Saturday, November 22, 2014

What is Missing?

Still from Maya Lin’s video Unchopping a Tree

Acclaimed artist, architect, and designer Maya Lin (best known as the designer of the Vietnam Veterans Memorial in Washington, DC) delivered the Oregon Humanities Center’s O’Fallon Memorial Lecture this past Thursday at the University of Oregon. I fully expected to be impressed by a review of Lin’s extraordinary oeuvre. What I and the many others who packed the EMU Ballroom didn’t expect was to come away both shaken and moved by what she has described as her latest and final memorial project: What is Missing? 

What is Missing? blends art and science to raise awareness about the ongoing loss of biodiversity and natural habitats. It is a multi-media, multi-site memorial that aims to build awareness about species loss and highlight what scientists and environmental groups throughout the world are doing to protect species and habitats. Maya Lin’s intent is to bring the magnitude of the sixth extinction to our attention through artistic means. 

Many of us are fully aware that we’re on the brink of a sixth mass extinction on par with the five others that have punctuated our planet’s history. I fear we may have already passed the tipping point insofar as large-scale climate change (and its concomitant and exponential acceleration of habitat and species loss) is concerned. It is beyond tragic. What is Missing? alerts us about the very real immediacy of the crisis and how catastrophic and dreadful its impacts will be if we choose to do nothing. This shouldn’t be necessary, and yet there I was in the audience shocked again by the magnitude of the calamity unfolding before us. It’s far too easy for me—for all of us—to ignore or forget our responsibilities to protect our planet when our day-to-day concerns are so distracting. 

What is Missing? debuted in 2009. Since then Lin has continuously been working on the ambitious undertaking in the form of multiple permanent and temporary art installations, more than 70 videos, and the What is Missing? interactive website(1). Among other things, she uses her work to emphasize the importance of preventing deforestation as a way of reducing emissions and protecting animals and habitat. She engages her audience through interactive media, asking visitors who view (and listen to) her work to contribute their own stories of loss and or recovery in the natural world.

I’m surprised I wasn’t previously aware of Maya Lin’s What is Missing? project. I like to think I’m pretty well-informed when it comes to the activities of the most notable thought-leaders in the design universe but I obviously wasn’t paying attention to what may prove to be her magnum opus. 

Lin did not devote the entirety of the lecture to What is Missing? She initially offered a brisk overview of her career’s work, glossing over her most familiar pieces (such as the Vietnam Veterans Memorial, the Civil Rights Memorial in Montgomery, the Women’s Table at Yale University, and the Wave Field at the University of Michigan). She did dedicate more time to the Confluence Project, perhaps because of the relative proximity of that series of outdoor installations and interpretive artworks to Eugene.

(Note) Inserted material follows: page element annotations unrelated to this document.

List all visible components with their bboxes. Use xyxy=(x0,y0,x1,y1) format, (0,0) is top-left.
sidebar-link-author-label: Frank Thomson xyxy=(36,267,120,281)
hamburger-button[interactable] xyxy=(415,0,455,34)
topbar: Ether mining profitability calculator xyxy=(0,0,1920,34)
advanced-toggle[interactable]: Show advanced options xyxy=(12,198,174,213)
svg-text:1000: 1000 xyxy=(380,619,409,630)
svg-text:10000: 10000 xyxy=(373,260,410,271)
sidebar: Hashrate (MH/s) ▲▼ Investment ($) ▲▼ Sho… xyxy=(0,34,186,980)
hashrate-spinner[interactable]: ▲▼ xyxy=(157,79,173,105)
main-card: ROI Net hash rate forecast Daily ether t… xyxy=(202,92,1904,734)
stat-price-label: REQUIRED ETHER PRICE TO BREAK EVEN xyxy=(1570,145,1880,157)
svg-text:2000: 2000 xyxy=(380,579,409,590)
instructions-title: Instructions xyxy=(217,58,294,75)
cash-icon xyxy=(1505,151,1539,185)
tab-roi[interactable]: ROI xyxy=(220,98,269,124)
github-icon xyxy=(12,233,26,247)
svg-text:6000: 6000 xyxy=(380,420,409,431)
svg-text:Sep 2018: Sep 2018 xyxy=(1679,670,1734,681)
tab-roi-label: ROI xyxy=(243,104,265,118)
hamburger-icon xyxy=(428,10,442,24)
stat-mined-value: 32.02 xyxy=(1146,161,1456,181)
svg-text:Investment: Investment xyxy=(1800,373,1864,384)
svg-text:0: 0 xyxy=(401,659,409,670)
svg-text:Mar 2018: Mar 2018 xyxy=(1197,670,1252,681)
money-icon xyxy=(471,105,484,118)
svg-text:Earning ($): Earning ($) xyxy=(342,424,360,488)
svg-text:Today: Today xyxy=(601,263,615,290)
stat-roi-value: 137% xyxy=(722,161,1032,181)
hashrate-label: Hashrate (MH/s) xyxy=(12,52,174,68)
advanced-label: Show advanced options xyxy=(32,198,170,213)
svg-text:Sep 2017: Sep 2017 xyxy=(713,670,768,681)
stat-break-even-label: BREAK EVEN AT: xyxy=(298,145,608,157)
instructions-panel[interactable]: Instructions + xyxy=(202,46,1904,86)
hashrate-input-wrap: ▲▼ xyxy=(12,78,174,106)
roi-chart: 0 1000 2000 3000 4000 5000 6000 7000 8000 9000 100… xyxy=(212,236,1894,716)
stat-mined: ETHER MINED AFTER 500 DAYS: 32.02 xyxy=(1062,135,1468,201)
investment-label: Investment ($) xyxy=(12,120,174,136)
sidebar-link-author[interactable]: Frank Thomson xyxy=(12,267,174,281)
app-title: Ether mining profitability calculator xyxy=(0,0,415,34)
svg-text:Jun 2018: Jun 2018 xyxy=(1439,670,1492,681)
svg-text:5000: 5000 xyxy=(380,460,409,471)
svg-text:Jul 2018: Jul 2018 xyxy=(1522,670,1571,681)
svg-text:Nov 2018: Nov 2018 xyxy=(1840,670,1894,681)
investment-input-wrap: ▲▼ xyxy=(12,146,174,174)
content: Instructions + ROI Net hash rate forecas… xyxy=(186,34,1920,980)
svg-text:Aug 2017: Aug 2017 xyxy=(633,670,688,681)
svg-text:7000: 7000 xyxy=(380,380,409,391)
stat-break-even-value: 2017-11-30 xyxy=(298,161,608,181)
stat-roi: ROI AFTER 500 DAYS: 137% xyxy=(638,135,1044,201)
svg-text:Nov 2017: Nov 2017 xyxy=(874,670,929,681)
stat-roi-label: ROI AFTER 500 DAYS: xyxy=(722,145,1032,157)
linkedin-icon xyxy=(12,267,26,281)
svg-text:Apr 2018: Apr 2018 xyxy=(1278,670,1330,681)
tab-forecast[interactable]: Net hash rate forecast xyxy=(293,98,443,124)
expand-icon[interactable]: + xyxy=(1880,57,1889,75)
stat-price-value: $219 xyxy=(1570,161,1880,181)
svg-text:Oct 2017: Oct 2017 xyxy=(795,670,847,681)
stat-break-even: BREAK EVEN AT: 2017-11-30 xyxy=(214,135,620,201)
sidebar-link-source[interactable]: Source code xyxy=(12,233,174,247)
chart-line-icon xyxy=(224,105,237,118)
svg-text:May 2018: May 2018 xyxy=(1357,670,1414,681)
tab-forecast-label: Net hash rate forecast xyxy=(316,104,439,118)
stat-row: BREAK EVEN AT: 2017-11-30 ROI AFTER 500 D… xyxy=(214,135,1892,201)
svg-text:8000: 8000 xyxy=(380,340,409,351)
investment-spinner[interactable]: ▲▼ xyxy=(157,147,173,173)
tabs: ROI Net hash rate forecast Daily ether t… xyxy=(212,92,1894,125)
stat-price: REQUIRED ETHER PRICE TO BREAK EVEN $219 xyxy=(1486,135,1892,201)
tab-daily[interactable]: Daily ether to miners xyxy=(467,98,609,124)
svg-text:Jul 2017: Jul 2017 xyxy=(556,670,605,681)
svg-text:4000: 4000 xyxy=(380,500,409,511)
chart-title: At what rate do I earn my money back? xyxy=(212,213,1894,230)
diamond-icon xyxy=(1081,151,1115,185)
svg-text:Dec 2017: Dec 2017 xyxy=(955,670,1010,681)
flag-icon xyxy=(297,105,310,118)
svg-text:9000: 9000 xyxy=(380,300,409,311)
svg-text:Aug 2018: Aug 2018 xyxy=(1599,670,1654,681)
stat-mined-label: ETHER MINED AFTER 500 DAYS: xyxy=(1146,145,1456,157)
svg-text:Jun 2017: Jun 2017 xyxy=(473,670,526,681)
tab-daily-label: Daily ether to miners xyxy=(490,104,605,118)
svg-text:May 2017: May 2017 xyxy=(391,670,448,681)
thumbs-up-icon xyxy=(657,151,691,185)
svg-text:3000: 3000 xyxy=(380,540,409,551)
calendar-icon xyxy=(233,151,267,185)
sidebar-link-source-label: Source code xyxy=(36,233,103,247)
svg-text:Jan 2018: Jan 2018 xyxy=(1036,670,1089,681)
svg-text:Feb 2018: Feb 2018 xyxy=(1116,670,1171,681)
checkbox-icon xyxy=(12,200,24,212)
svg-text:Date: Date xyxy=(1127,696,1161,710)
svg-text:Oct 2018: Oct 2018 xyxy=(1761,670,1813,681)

Of these, I found the yet-to-be completed Celilo Park site the most intriguing, in part because of my familiarity with its important story(2)
Celilo Falls, before the falls were flooded by The Dalles Dam in 1957.

Maya Lin is obviously brilliant. She’s been blessed with opportunities to deliver her messages in ways that are impactful, perspective-altering, and thought-provoking. She is the rare personification of a total artist, equally at home with a variety of media at all scales. What is Missing? may be her “last” memorial but I fully expect she’ll never finish it, at least without the confidence that humankind has taken heed of its message. 
Click the link below for a video of Maya Lin’s complete November 20 lecture:

(1)    Curiously, the What is Missing? website appears to be inactive at the moment.

(2)    Years ago, my wife worked as an archaeologist on digs in the vicinity of where the now-lost Celilo Falls once served as a gathering place for thousands of Native Americans and an important salmon fishery.

1 comment:

Anonymous said...

And in most cases those trees are completely wasted, just burned up where they are felled to simply clear the land to grow more coffee or corn. And those crops just deplete the delicate land. This is a crime against nature.